El alcalde Collboni y su ejército de asesores culturales han considerado que la mejor forma de acabar con la mandanga de la polémica anual sobre el pesebre de Plaza Sant Jaume consiste en ¡eliminar el pesebre! Hace pocos días, sabíamos que la escena del nacimiento del nazareno (sea tradicional o deconstruida) se sustituirá por una estrella gigante de 20 puntas de cuatro metros de longitud cada una, hecha de metacrilato y luces LED, ideada por el arquitecto y artista Xevi Bayona y el artista digital Àlex Posada. Puesto que estamos en tiempos de pacificación nacional y tercera vía, el Ayuntamiento también ha comunicado que el pesebre tradicional, elaborado por la Associació de Pessebristes, se trasladará del Museu Marès al Pati dels Carruatges del consistorio. Si hasta ahora la polémica subsistía entre moderniquis y tradicionalistas, la administración ha decidido cortar la guerra embutiendo lo navideño de ambos en el mismo saco.
Entiendo que nuestro alcalde quiera sacudirse polémicas de segundo orden, pero el problema con las tradiciones es precisamente que uno no las puede elegir. En el caso que nos ocupa, la usanza en cuestión es la polémica misma; dicho de otra forma, para muchos barceloneses la performance anual de la remodelación del pesebre comme il faut y el consiguiente rifirrafe ha acabado resultando un acto ritual de mayor impacto que la propia Navidad. De hecho, si en algo fue experta la administración de Ada Colau, fue precisamente en supeditar la aburridísima gestión de la política cotidiana a símbolos comunitarios de mayor publicidad mediática.
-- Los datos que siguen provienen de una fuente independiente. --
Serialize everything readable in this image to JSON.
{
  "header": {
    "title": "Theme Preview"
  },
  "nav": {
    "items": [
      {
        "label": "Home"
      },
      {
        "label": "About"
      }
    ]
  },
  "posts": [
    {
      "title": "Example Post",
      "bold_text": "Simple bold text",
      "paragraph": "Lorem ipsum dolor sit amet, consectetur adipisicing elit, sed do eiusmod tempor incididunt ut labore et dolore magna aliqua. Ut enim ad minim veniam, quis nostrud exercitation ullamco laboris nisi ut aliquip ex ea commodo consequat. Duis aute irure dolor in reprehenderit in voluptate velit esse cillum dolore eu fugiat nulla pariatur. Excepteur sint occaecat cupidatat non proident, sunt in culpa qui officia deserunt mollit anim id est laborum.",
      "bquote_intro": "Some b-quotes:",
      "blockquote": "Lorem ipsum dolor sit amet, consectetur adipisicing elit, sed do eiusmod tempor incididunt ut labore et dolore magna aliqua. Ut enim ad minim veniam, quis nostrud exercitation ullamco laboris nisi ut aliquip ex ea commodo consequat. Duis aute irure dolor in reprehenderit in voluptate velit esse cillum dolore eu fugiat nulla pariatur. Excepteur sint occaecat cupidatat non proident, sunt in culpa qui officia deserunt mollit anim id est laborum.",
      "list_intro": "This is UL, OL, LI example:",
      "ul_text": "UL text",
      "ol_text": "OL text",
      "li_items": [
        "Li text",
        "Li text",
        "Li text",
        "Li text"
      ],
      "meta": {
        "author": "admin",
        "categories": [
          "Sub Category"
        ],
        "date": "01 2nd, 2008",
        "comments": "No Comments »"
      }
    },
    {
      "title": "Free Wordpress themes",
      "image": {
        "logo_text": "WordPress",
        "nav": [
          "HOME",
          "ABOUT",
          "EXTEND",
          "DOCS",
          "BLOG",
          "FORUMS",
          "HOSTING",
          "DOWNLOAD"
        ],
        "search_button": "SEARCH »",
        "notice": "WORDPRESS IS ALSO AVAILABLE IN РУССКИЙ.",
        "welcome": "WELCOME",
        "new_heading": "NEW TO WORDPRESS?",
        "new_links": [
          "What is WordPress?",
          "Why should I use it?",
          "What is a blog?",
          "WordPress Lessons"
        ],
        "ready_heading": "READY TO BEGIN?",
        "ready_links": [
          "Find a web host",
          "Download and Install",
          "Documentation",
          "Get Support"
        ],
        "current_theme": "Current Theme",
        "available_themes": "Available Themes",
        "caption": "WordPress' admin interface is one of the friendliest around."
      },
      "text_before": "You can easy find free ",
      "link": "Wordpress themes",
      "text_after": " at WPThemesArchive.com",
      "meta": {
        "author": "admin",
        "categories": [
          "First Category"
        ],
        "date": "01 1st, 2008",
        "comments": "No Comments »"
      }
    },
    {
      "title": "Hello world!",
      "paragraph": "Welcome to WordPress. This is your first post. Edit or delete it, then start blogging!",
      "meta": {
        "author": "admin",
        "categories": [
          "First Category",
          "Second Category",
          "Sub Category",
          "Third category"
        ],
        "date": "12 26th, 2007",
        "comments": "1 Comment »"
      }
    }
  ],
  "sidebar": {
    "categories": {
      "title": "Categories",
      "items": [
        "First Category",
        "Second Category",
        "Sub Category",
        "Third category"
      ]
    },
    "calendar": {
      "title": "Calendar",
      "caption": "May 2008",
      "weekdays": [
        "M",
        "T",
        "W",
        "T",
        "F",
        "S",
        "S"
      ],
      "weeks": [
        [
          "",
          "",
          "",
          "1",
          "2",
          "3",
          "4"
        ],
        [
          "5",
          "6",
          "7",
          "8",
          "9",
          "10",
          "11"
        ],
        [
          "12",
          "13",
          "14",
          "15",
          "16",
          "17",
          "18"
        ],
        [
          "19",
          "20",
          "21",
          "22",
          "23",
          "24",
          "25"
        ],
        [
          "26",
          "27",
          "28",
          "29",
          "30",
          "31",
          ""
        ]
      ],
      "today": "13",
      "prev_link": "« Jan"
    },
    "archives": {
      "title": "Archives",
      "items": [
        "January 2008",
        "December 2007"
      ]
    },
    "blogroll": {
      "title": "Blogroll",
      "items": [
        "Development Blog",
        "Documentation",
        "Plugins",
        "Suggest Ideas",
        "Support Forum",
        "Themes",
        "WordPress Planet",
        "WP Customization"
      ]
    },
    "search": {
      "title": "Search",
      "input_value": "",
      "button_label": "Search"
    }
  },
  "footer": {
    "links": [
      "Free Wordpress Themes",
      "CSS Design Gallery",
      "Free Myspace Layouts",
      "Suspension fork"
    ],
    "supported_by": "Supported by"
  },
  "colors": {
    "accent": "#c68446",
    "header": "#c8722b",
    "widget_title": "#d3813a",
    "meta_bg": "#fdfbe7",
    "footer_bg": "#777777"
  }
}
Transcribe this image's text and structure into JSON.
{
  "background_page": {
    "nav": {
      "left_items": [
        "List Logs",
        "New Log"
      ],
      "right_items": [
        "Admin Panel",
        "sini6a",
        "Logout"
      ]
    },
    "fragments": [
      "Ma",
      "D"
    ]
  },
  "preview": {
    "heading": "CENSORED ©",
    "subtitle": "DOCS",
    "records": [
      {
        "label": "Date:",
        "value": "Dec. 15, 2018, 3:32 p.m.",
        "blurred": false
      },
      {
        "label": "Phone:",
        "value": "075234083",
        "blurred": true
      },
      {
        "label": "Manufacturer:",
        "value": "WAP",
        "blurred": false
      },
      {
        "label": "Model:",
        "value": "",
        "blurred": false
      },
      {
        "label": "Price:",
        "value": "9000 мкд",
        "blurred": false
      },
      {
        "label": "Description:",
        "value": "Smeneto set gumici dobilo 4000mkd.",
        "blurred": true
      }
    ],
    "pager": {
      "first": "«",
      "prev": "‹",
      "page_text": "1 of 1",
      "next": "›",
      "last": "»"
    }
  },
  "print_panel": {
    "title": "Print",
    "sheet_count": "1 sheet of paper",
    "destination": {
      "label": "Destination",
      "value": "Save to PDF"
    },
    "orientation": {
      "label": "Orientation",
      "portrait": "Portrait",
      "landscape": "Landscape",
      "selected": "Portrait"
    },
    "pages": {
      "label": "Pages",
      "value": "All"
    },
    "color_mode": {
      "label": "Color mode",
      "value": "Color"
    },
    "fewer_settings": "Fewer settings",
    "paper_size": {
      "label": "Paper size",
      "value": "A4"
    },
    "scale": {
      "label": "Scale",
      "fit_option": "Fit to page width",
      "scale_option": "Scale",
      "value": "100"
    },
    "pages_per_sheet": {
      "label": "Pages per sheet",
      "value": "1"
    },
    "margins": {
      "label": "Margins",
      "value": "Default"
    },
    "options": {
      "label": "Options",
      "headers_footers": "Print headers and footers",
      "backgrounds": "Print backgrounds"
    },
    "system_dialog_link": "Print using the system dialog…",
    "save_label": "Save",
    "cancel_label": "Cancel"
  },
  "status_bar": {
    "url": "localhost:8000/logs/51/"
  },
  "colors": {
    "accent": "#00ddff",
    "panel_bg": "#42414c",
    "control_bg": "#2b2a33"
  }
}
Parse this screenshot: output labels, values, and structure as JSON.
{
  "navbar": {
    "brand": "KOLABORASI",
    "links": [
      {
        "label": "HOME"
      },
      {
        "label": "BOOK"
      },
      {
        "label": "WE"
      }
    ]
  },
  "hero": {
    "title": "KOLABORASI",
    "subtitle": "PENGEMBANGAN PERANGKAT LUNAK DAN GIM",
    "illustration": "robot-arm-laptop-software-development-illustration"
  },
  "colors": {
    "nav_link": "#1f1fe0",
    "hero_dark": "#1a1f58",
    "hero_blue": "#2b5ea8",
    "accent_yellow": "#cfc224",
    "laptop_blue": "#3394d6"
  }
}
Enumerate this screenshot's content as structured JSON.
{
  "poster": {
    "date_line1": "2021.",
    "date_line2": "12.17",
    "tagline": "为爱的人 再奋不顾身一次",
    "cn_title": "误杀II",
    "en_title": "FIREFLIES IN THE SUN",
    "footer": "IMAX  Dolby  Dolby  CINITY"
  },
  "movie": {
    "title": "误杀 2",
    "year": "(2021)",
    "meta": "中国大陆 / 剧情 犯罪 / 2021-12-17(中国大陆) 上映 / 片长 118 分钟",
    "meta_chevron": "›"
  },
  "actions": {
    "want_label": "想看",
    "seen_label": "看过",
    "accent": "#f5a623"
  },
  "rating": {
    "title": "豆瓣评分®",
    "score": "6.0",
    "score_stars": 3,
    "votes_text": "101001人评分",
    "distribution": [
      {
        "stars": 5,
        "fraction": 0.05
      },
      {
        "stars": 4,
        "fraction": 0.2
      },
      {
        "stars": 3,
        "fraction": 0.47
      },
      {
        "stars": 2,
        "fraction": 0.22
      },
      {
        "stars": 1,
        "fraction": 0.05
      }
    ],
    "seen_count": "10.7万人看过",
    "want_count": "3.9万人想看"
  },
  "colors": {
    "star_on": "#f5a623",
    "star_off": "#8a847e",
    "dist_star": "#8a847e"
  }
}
Fue así como la antigua alcaldesa de Barcelona esperó la polémica del pesebre con el mismo frenesí mediante la que evitaba desahucios. A base de escandalizar a las tietes, Colau siempre intentaba enarbolar la bandera de un supuesto riesgo artístico y de su sincretismo religioso.
El problema de todo ello es que la aspiración a anular o hacer cohabitar los símbolos también resulta una apuesta de contenido, por mucho que se disimule y, por lo que antes decía, Sant Jaume ha devenido una especie de cuadro vacío donde cualquier aparición resulta denotativa. En este caso, la estrella de Sant Jaume (según reza la web del Ayuntamiento) quiere significar la creación del universo “en el que una gran explosión transformó las tinieblas en luz y energía”. A su vez y cuando anochezca, la estrella será el centro de un espectáculo inmersivo diario en sesiones de treinta minutos, que se combinará con un pesebre que quiere llevar “hasta el centro de Barcelona el olor del mar, vínculo de las dos grandes fuentes de inspiración de la propuesta: la conmemoración del centenario del poeta Salvat-Papasseit, que trabajó en el Moll de la Fusta y lo evocó en algunos de sus versos, y la Copa del América de vela, clausurada hace unas semanas.”
La auténtica revolución que podría hacerse en la Plaza Sant Jaume y en toda la ciudad sería devolvérsela a los ciudadanos
No hace falta ser un gran experto en poesía catalana ni en Salvat-Papasseit para entender que, de verse situado en esta comparación, nuestro ilustrísimo barcelonés (anarquista y radicalísimo defensor de la catalanidad) acabaría teniendo espasmos por todo el cuerpo. Pero eso tanto da, puesto que aquí lo importante es ver cómo toda esa simbiosis de elementos que se hacen para quedar bien y tantas amalgamas forzadas con calzador tampoco acaban de hacer un favor a la hora de intentar que Barcelona sea algo más que un bulevar de piezas inmersivas o pesebres tradicionales. En la ciudad, como ocurre ya desde hace muchos años, faltan iniciativas que generen un mínimo contenido artístico (y político, que es lo mismo) y que no nos hagan enrojecer de vergüenza. Yo les propondría una bien sencilla: en Navidad y cada día, dejar la Plaza Sant Jaume en paz, porque los vecinos que vivimos cerca ya sufrimos suficientes inconveniencias.
Quizás os parezca aburrido, pero para mí la auténtica revolución que podría hacerse en la Plaza Sant Jaume y en toda la ciudad sería devolvérsela a los ciudadanos. Los habitantes del Gòtic ya sufrimos suficiente intromisión del turismo y del mundo guiri como para que —en cada Navidad— se añada una manada de cretinos en busca de la polémica anual y su consiguiente selfie. No dudo de la buena fe de la administración, aunque suelo desconfiar de la gente que quiere quedar bien con todo el mundo; por todo ello, les ruego que se sumen a la auténtica catarsis, atea y bien barcelonesa, de dejar las calles en paz. Esta idea, créanme, le encantaría a nuestro gran poeta Papasseit.